Dicendo le ultime parole mi guardava; io guardai lui fissamente e gli dissi alla muta no; egli resse all'urto e ripetè sì, poi cercò lo sguardo di Laurina.

— Va a correre in giardino se n'hai voglia — dissi a mia figlia — ed essa vi andò, ma senza correre.
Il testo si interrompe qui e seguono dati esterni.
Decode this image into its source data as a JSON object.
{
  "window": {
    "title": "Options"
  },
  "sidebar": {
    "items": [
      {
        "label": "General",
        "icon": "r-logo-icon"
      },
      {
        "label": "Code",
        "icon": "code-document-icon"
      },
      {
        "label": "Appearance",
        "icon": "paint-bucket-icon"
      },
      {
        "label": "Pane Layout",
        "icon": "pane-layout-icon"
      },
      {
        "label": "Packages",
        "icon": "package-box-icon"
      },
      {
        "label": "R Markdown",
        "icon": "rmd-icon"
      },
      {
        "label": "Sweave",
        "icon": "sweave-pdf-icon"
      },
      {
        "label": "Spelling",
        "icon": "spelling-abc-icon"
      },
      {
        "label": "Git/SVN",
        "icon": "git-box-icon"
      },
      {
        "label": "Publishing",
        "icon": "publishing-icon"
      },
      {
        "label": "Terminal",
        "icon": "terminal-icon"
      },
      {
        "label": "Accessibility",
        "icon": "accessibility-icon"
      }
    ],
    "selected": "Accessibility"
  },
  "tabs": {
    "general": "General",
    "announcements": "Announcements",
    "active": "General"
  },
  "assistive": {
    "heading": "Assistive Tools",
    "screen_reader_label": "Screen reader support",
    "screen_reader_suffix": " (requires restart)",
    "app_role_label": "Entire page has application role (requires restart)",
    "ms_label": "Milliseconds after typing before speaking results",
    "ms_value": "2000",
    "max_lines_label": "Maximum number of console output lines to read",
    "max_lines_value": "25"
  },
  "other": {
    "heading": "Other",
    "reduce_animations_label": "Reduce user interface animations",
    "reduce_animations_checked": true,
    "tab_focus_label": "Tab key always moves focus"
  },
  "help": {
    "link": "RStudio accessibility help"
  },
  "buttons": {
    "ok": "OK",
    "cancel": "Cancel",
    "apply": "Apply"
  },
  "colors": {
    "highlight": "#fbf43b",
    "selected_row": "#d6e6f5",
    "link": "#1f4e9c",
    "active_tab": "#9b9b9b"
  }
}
Subito il signor De' Liberi troncò le ciancie, prese a braccetto il padrone di casa e lo trasse in giardino.

Si udirono benissimo gli accordi del pezzo a quattro mani che giungeva al termine; grandi applausi che le due signorine fecero benone a non raccogliere, poi silenzio.

E uno uscì a dire all'improvviso:

— Che persona simpatica quel signor de' Liberi!

— Quanti anni avrà? — chiese un altro.

— Cinquantacinque soltanto — risposi malignamente.

— Ne dimostra sessanta! — esclamò una voce vendicativa.

Era il bell'Arturo, che parlava per la prima volta; ma con poca fortuna, perchè tutte le signore e le signorine rimaste in sala protestarono in coro che era una calunnia, che il signor De' Liberi non dimostrava più di cinquant'anni, anzi meno, non più di quarantacinque, anzi meno.